The lecture series and course are made possible through a grant by Imagining America: Artists and Scholars in Public Life (IA), the national Syracuse University- based consortium of colleges and universities committed to public scholarship in the arts, humanities and design. In April 2008, Imagining America announced that Mountz, along with Margaret Himley and Andrew London, co-directors of the Syracuse University Lesbian, Gay, Bisexual, Transgender (LGBT) Studies Program, received a grant to develop the course “Sexuality and Space: Queering Syracuse.” These first-time IA grants were aimed at supporting new courses that emphasize public scholarship and practice; benefit some component of the community and SU students; demonstrate the likelihood of becoming sustainable; incorporate the arts, humanities or design; and serve a democratic purpose.

This new course implements pedagogical exercises that engage students as participant-observers in their own communities. In addition to benefiting from the public lectures from leading scholars speaking as part of the course, students collaborate with community members to explore the queer spaces of Syracuse. They will compile and share representations of daily urban living, imagining the city and its residents as dynamic processes, sites and populations.

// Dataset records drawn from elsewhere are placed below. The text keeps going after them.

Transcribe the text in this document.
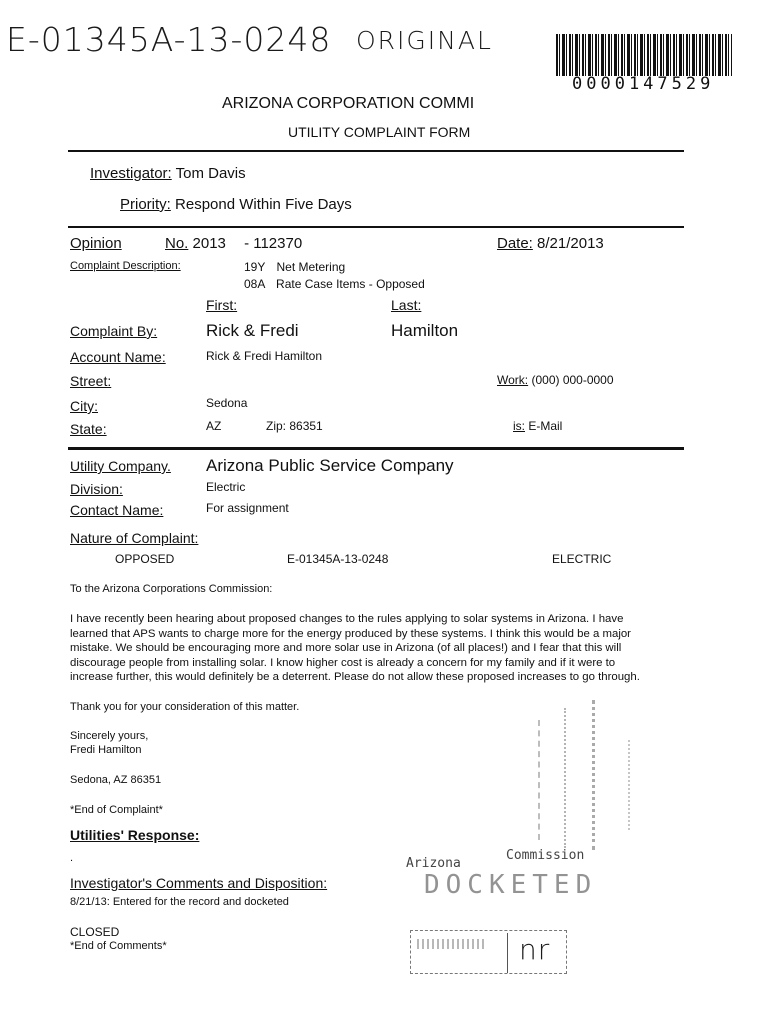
E-01345A-13-0248 ORIGINAL
0000147529
ARIZONA CORPORATION COMMI
UTILITY COMPLAINT FORM
Investigator: Tom Davis
Priority: Respond Within Five Days
Opinion	No. 2013 - 112370	Date: 8/21/2013
Complaint Description:	19Y Net Metering
08A Rate Case Items - Opposed
First:	Last:
Complaint By:	Rick & Fredi	Hamilton
Account Name:	Rick & Fredi Hamilton
Street:	Work: (000) 000-0000
City:	Sedona
State:	AZ	Zip: 86351	is: E-Mail
Utility Company. Arizona Public Service Company
Division:	Electric
Contact Name:	For assignment
Nature of Complaint:
OPPOSED	E-01345A-13-0248	ELECTRIC
To the Arizona Corporations Commission:
I have recently been hearing about proposed changes to the rules applying to solar systems in Arizona. I have
learned that APS wants to charge more for the energy produced by these systems. I think this would be a major
mistake. We should be encouraging more and more solar use in Arizona (of all places!) and I fear that this will
discourage people from installing solar. I know higher cost is already a concern for my family and if it were to
increase further, this would definitely be a deterrent. Please do not allow these proposed increases to go through.
Thank you for your consideration of this matter.
Sincerely yours,
Fredi Hamilton
Sedona, AZ 86351
*End of Complaint*
Utilities' Response:
.
Investigator's Comments and Disposition:
8/21/13: Entered for the record and docketed
CLOSED
*End of Comments*
Arizona
Commission
DOCKETED
nr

The course facilitates an experientially driven set of community engagements that involve participant observation, writing exercises and organized community dialogue. Discussions will culminate with a panel discussion among student researchers, city residents and organizational leaders involved in the “frontline” queering of Syracuse.

The LGBT studies program and minor, now in its third year, introduces students to the interdisciplinary field of LGBT studies. The minor is open and welcoming to all students, and offers a sustained opportunity to learn about LGBT experience, history and scholarship, and to explore fundamental questions about sexualities, bodies, identities, communities, social movements and liberation politics. Most of the courses in the minor are new and, as they come from five colleges and 11 departments, fulfill a significant gap in the curricular offerings to SU students.

The “Sexuality and Space” lecture series is additionally supported by the departments of anthropology, cultural foundations of education, communication and rhetorical studies, women’s and gender studies, sociology and English, along with the College Of Human Ecology and The Writing Program.